Publié le 06/10/2015

Image actu

 

Le boss toutes catégories confondues des applications photos fête ses cinq ans ! L’occasion d’aborder, sans filtres, l’évolution économique à grande vitesse de cette  institution désormais numérique. Par Sandrine Plasseraud, directrice générale de l’agence We Are Social.

 

Alors qu’Instagram fête en ce jour ses cinq ans d’existence, son co-fondateur Kevin Systrom peut, non seulement se targuer de sa fulgurante croissance avec 400 millions d’utilisateurs actifs, mais il peut aussi se vanter d’avoir réussi à installer la présence de François Hollande sur le réseau la semaine dernière. Si l’arrivée d’un dirigeant sur les réseaux sociaux est finalement assez symptomatique de l’époque dans laquelle nous vivons, elle véhicule pourtant un principe vieux comme le monde remontant même à l’époque Confucius : « Une image vaut mille mots ». Or, la communication visuelle n’a aucunement perdu de sa force au fil des siècles et, au contraire, elle continue de servir pouvoirs et contre-pouvoirs comme au premier jour.

 

 

Rien de plus puissant que le message visuel

 

Instagram, raccourci entre « Instant Camera » et « Telegram », s’inscrit dans la mouvance du web visuel qui, si elle est en pleine explosion depuis quelques années, reste donc l’héritage naturel d’une appétence de l’homme pour l’image. Une tendance du web visuel peu surprenante lorsque l’on sait que le cerveau humain traite une image 60 000 fois plus vite qu’un texte et qu’il retient seulement à 20% les textes et à 80% les visuels. Et encore moins surprenante si l’on prend en compte que la communication interpersonnelle existe depuis plus de 30 000 ans alors que la communication textuelle existe depuis moins de 4000 ans. Nos cerveaux sont beaucoup plus armés pour faire face à des messages visuels, et ce, encore plus, dans un monde de surabondance d’information où les individus sont connectés au quotidien. Les succès des plateformes visuelles telles qu’Instagram, Pinterest ou Snapchat, entres autres, en sont une claire expression.

 

L’offre produit colle particulièrement bien aux attentes des individus, mais le réseau a surtout su se développer continuellement.
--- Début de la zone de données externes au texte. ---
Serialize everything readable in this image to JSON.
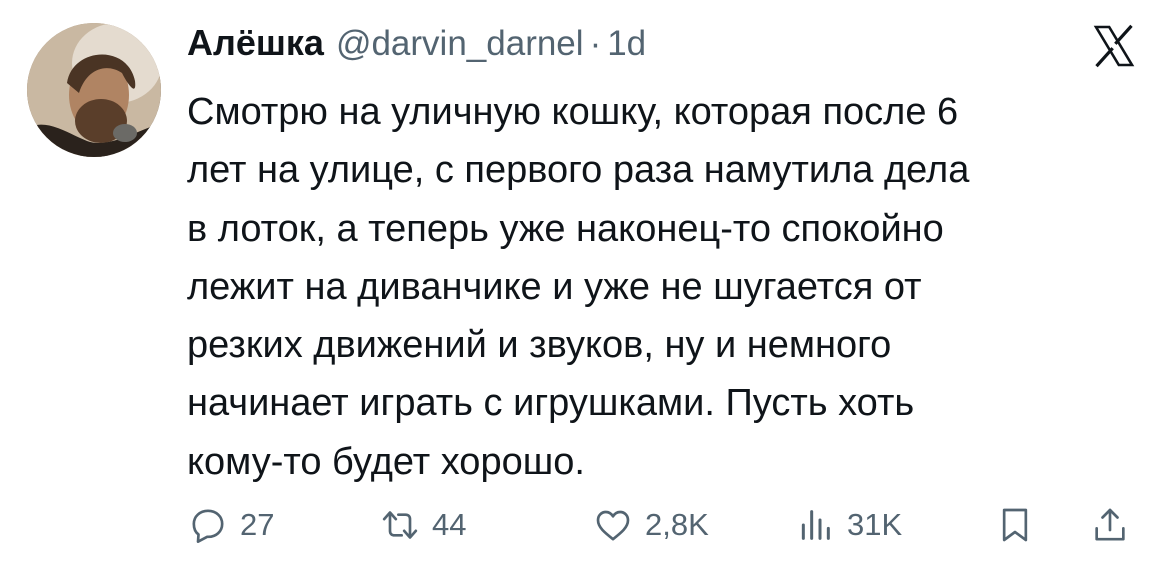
{
  "author": {
    "display_name": "Алёшка",
    "handle": "@darvin_darnel",
    "separator": "·",
    "time": "1d"
  },
  "brand": {
    "logo_icon": "x-logo-icon"
  },
  "tweet": {
    "lines": [
      "Смотрю на уличную кошку, которая после 6",
      "лет на улице, с первого раза  намутила дела",
      "в лоток, а теперь уже наконец-то спокойно",
      "лежит на диванчике и уже не шугается от",
      "резких движений и звуков, ну и немного",
      "начинает играть с игрушками. Пусть хоть",
      "кому-то будет хорошо."
    ]
  },
  "actions": {
    "reply": {
      "icon": "reply-icon",
      "count": "27"
    },
    "retweet": {
      "icon": "retweet-icon",
      "count": "44"
    },
    "like": {
      "icon": "heart-icon",
      "count": "2,8K"
    },
    "views": {
      "icon": "views-icon",
      "count": "31K"
    },
    "bookmark": {
      "icon": "bookmark-icon"
    },
    "share": {
      "icon": "share-icon"
    }
  },
  "colors": {
    "text_primary": "#0f1419",
    "text_secondary": "#536471",
    "background": "#ffffff"
  }
}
De l’ajout de filtres en continu, à la possibilité d’envoyer des photos par messages privés à d’autres utilisateurs (Instagram Direct), l’introduction des formats vidéos, jusqu’à la récente possibilité de poster des images autres que le format carré (portrait ou en paysage), Instagram est un réseau qui se renouvelle sans cesse.

 

 

Une croissance à cadrer

 

Et les résultats sont là pour le prouver. Lancé en octobre 2010, Instagram atteint les 5 millions d’utilisateurs actifs en juin 2011, pour dépasser la barre des 100 millions en avril 2012, celle des 300 millions en décembre 2014 et pour atteindre les 400 millions en septembre 2015. Alors certes, on est encore très loin des 1,5 milliards d’utilisateurs de Facebook mais pourtant, Instagram n’a pas à rougir de sa croissance. Non seulement le réseau social est l’une des plateformes qui a la plus forte croissance dans le monde, mais il supplante même Facebook à ses débuts. En effet, alors qu’il aura fallu 5 ans à Instagram pour atteindre les 400 millions d’utilisateurs actifs, il en aura fallu 6 pour Facebook, qui a passé la barre des 400 millions en février 2010. Une autre époque certes, une autre maturité du marché également, qui favorise une croissance plus rapide d’Instagram, sans parler du rachat du réseau social visuel par Facebook, qui favorise d’autant plus son développement.

 

Financièrement, Instagram, racheté par Facebook en avril 2012 pour 1 milliard de dollars, commence déjà à peser dans les revenus publicitaires et la valorisation du géant de Zuckerberg. Après avoir ouvert ses formats publicitaires à quelques pays fin 2014, Instagram offre désormais un accès à sa plateforme publicitaire en « libre-service » à une trentaine de nouveaux pays. En 2015, Instagram réalise ainsi déjà 600 millions de dollars de revenus publicitaires soit 5% des revenus publicitaires de Facebook et ce chiffre est prévu à la hausse pour 2016, à hauteur de $1,5 milliard soit une croissance de 149%. Un rachat extrêmement bénéfique pour Facebook, qui a ainsi mis la main sur un réseau social mobile-first, un élément qui lui manquait jusque là.

 

 

Du commerce, certes, mais pas à n’importe quel prix…

 

Avec des taux d’engagement plus forts que ses concurrents, et avec la récente introduction du boutton « shop-now », la plateforme visuelle mobile-first pourrait bien être en passe de devenir un véritable outil de m-commerce. Faudrait-il encore qu’Instagram continue dans sa lignée « premium » et ne se dénature pas en cherchant à tout prix des revenus publicitaires au détriment de son message premier? Autre piste d’optimisation si le réseau veut se targuer de devenir un véritable outil de m-commerce : enrichir et améliorer son outil analytics afin de permettre aux annonceurs de mieux mesurer leurs performances – on peut imaginer que ce sera le cas via l’expertise de Facebook en la matière !

 

Et pour conclure, un point à prendre en compte pour les annonceurs : au-delà de votre présence officielle sur le réseau visuel, n’oubliez pas la règle de base sur les médias sociaux : l’écoute des conversations pour détecter des insights, identifier des ambassadeurs, identifier des signaux faibles pour vos stratégies de marque. Or, qui dit écoute sur Instagram, dit « écoute visuelle ». En effet, selon l’outil de veille visuelle Tracx, seulement 15% des photos de marques publiées sur les réseaux sociaux visuels font mention de cette marque via un hasthag. Ce qui signifie donc qu’à l’avènement du web visuel, l’écoute que vous réalisez au quotidien pour votre marque, basée sur des outils de sémantiques classiques, ne vous permet pas d’identifier la vaste majorité des conversations vous concernant. Bienvenue à l’ère du « visual listening » !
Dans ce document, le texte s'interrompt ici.